Obama Meets U.S. Jewish Leaders
Leaders of the Conference of Presidents and its member organizations met on Tuesday at the White House with U.S. President Barack Obama. The purpose of the meeting was to discuss the relations between the U.S. and Israel, ongoing changes in the Middle East as well as other issues.
The meeting lasted almost one hour, and President Obama addressed issues including the recent U.S. veto of the Palestinian Authority's anti-Israel resolution at the United Nations Security Council, the ongoing changes taking place in the Middle East and prospects of peace between Israel and its neighbors. He then fielded questions from the leaders.
“We appreciate the extraordinary session we had with President Obama today during which we were able to engage in an open dialogue relating to issues of concern to the Jewish community,” said Conference of Presidents Chairman Alan Solow and Executive Vice Chairman Malcolm Hoenlein following the meeting.
“The President reaffirmed his deep commitment to Israel's security and set out his view as to how the United States can promote the values it shares with Israel as the region undergoes change,” they added. “The open lines of communication with President Obama and his Administration are highly valued and provide us with the opportunity to articulate the views of American Jewry on issues that face our country.”
The 50-member delegation also met other American leaders including David S. Cohen, the Department of Treasury’s Acting Under Secretary for Terrorism and Financial Intelligence regarding sanctions against Iran; Dennis Ross, Special Assistant to the President and Senior Director for the Central Region; and Daniel B. Shapiro, Senior Director for the Middle East and North Africa at the National Security Council. They also met with Republican and Democratic congressional leaders including House Speaker John Boehner, House Majority Leader Eric Cantor, House Majority Whip Kevin McCarthy and House Minority Whip Steny Hoyer.

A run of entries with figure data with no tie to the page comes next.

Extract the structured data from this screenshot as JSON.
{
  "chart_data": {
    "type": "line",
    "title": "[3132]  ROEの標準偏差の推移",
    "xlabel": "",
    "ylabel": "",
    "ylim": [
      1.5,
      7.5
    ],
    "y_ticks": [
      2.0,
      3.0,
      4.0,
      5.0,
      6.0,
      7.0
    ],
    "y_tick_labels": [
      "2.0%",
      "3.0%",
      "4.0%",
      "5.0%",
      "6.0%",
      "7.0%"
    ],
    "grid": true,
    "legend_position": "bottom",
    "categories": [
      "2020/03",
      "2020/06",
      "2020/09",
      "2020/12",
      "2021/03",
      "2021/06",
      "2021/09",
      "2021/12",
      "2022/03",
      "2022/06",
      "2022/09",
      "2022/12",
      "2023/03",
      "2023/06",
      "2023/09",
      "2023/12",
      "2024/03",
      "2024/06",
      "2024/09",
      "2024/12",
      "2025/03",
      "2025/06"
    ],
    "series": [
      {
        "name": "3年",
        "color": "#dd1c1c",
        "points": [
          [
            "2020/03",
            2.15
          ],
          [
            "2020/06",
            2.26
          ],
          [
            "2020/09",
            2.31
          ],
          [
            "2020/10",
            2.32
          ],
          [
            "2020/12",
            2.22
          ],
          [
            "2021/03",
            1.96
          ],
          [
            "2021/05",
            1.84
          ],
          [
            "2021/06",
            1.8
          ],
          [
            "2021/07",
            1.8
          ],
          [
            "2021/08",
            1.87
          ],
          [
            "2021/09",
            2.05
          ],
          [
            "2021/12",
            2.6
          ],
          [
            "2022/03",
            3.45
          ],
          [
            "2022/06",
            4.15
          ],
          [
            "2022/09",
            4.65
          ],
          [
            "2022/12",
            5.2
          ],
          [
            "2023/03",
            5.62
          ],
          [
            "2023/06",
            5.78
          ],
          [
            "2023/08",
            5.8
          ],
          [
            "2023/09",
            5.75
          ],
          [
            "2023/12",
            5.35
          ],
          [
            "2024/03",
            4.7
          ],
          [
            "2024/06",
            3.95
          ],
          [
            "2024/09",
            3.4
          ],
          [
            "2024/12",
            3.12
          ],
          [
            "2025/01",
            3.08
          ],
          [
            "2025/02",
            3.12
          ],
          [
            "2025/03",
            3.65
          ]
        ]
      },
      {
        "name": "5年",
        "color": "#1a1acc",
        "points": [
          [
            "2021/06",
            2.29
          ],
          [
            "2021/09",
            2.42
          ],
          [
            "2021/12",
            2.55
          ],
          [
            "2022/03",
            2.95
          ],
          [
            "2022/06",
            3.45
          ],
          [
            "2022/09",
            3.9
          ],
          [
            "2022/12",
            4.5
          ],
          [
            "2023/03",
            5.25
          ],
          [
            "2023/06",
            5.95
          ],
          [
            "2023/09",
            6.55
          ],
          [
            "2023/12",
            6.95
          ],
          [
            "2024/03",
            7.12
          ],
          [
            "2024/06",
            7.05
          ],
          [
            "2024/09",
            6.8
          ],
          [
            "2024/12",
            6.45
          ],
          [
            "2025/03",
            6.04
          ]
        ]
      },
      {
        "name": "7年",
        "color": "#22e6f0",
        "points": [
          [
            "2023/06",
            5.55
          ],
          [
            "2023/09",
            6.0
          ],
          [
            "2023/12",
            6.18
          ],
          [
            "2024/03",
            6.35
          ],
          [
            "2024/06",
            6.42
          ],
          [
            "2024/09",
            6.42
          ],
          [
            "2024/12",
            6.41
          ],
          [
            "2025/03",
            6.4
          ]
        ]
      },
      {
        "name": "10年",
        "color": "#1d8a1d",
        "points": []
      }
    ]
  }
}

“The strong bipartisan support for strengthening the U.S.-Israel relationship in all its aspects was evident from the meetings with the congressional leaders,” said Solow and Hoenlein. “They also spoke of concerns regarding the U.N. continuing to single out Israel in one-sided resolutions, the status of foreign aid to Israel and other countries, and other issues on the congressional agenda. We believe that the discussions are of great importance to inform the leadership of our member organizations, and have the leaders of our country hear their perspectives and concerns.”
Hoenlein recently visited Israel and said that he believes that the relations between the United States and Israel are very strong.
“I think the day-to-day relationships between the United States and Israel are very strong,” he said. “You saw the visit of Admiral Mike Mullen, you heard the words he used, that the relationship between the militaries is probably the best it’s been. There are tensions. There are differences and that’s natural in every relationship, but our hope is that the overriding interests and the commonality of values and goals will overcome any differences that arise.”